Hubstorago is an experimental go library for interacting with the Scrapinghub API. The main goal at the moment is to have a high-quality library with a strict subset of functionalities implemented.
go get github.com/bertinatto/hubstorago
[Godoc documentation] (https://godoc.org/github.com/bertinatto/hubstorago)
package main
import (
"fmt"
"log"
"github.com/bertinatto/hubstorago"
)
func main() {
// First, make a client. It's possible to specify an alternative
// base URL (for Hubstorage developers).
c := hubstorago.Client{
// BaseUrl: "http://my_dev_hostname",
AuthKey: "********************************"}
// Get a list of jobs from a given project.

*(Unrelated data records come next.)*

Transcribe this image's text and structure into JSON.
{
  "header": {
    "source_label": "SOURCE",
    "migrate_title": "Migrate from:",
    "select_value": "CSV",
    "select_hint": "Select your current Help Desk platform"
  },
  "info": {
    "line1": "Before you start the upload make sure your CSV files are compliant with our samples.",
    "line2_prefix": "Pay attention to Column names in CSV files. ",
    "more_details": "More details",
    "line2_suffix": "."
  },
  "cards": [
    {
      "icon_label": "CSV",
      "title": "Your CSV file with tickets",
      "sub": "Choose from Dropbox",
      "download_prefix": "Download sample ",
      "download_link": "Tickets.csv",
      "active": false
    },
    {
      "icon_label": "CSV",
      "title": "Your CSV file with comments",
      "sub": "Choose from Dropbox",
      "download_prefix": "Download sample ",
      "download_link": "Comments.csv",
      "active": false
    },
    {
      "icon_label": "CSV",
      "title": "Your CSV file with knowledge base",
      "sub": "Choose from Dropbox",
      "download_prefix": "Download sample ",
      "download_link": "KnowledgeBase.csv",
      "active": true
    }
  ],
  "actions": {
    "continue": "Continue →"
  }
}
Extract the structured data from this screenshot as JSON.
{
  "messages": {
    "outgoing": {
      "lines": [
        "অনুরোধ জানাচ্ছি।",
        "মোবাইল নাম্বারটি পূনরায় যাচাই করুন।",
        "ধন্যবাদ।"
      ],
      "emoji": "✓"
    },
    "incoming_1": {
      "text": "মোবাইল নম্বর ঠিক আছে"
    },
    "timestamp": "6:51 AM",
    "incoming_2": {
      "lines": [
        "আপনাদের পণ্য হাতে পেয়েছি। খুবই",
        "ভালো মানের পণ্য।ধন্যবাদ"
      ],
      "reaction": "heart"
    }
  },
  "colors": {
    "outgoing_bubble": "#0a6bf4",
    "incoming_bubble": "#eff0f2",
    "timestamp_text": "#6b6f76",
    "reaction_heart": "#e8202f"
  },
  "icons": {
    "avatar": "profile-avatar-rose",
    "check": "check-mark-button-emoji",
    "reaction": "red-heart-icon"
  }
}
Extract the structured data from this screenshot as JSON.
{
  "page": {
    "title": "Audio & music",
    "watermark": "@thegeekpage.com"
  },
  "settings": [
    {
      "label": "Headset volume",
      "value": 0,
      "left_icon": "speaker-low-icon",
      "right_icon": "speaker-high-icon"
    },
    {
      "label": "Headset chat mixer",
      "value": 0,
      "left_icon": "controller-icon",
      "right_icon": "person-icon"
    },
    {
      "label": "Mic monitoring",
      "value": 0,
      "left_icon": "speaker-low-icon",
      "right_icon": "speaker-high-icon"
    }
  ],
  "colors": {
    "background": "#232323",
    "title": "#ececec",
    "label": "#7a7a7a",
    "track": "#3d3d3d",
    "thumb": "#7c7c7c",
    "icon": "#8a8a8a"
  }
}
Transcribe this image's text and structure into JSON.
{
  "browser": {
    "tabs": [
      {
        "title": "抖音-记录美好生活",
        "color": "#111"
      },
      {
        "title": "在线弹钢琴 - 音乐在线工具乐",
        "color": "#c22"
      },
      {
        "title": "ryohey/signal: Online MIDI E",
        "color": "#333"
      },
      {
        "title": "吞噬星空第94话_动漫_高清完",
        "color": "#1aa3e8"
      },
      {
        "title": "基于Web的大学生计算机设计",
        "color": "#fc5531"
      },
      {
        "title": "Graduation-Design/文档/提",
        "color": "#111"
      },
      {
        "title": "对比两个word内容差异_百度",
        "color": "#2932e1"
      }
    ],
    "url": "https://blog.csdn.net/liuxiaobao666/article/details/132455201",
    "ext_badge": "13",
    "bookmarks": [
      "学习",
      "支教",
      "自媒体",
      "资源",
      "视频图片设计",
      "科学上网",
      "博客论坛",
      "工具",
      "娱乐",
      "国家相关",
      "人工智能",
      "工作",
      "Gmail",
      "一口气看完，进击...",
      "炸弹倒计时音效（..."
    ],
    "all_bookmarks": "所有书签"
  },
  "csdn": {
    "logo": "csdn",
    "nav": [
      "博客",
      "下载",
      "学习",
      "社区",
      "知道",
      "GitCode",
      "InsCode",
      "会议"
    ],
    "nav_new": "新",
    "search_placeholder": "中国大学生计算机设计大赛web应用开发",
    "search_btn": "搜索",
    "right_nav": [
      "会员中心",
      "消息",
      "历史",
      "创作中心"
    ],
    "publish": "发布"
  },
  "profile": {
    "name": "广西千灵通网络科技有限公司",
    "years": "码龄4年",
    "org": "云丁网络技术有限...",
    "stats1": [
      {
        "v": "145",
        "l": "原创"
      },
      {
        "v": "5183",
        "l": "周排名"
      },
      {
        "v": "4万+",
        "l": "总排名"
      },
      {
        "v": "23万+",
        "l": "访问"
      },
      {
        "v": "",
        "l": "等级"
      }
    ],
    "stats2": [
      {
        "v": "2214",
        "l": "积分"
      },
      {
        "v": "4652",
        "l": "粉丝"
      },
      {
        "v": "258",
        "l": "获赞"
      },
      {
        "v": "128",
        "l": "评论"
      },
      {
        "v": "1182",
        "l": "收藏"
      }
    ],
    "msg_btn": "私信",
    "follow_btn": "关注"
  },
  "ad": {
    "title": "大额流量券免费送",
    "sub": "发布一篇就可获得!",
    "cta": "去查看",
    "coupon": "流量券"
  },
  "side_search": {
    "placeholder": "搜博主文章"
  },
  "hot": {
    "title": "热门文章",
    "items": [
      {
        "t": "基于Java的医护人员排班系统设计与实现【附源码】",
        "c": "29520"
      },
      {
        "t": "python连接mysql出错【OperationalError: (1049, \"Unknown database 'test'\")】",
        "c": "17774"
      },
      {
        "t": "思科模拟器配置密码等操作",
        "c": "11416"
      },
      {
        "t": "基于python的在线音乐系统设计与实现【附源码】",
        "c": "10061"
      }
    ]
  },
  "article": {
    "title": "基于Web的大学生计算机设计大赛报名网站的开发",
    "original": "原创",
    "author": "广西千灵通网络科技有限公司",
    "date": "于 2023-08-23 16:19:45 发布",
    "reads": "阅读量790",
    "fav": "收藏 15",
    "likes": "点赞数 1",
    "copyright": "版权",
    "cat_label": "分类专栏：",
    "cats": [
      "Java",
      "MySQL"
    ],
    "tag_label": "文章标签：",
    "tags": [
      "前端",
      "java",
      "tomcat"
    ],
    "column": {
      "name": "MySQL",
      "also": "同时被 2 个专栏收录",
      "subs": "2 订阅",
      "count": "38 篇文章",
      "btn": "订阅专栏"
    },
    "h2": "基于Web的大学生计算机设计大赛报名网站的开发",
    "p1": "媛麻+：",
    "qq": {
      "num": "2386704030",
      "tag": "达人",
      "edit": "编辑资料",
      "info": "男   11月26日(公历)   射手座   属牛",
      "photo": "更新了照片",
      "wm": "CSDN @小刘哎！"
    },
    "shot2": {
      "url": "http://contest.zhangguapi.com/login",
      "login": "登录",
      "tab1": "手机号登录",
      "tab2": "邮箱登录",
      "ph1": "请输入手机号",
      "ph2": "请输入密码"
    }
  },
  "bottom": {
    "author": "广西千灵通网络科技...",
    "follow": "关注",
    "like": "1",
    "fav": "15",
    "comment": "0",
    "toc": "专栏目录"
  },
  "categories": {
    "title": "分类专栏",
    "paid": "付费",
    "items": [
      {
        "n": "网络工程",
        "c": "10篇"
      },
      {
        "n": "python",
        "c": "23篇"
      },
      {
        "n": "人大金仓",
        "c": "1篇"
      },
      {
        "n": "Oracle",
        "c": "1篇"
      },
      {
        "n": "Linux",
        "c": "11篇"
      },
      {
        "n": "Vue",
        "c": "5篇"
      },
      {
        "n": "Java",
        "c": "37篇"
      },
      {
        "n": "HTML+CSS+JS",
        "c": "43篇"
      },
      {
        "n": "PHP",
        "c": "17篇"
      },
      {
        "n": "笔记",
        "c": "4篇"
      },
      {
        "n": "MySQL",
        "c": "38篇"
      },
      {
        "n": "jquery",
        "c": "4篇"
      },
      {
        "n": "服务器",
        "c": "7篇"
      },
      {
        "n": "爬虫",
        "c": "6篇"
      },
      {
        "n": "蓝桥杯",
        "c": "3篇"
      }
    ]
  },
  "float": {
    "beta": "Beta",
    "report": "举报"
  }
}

data, err := c.JobQ("1111111")
if err != nil {
log.Fatal(err)
}
for _, job := range *data {
fmt.Printf("Job %s is %s\n", job.Key, job.State)
}
// Get the items the spider(s) scraped. Items returns an interface{}, so you
// to translate the data yourself.
items, err := c.Items("1111111/8/2")
if err != nil {
log.Fatal(err)
}
for _, rawItem := range (*items).([]interface{}) {
item := rawItem.(map[string]interface{})
fmt.Println(item["_url"])
}
// Get a list of requests made in the given job or project.
requests, err := c.Requests("1111111/8/2")
if err != nil {
log.Fatal(err)
}
for _, r := range *requests {
fmt.Printf("%s - %d ms\n", r.Url, r.Duration)
}
// Logs from the job.
logs, err := c.Logs("1111111/8/2")
if err != nil {
log.Fatal(err)
}
for _, log := range *logs {
fmt.Println(log.Message)
}
// Some spiders may store data in Collections.
key := "testKey"
value := "testValue"
c.SetCollectionsKey("1111111", "s", "test", key, value)
d, err := c.GetCollectionsKey("1111111", "s", "test", key)
if err != nil {
log.Fatal(err)
}
fmt.Printf("Value for key %s is %s\n", key, (*d)[0].Value)
}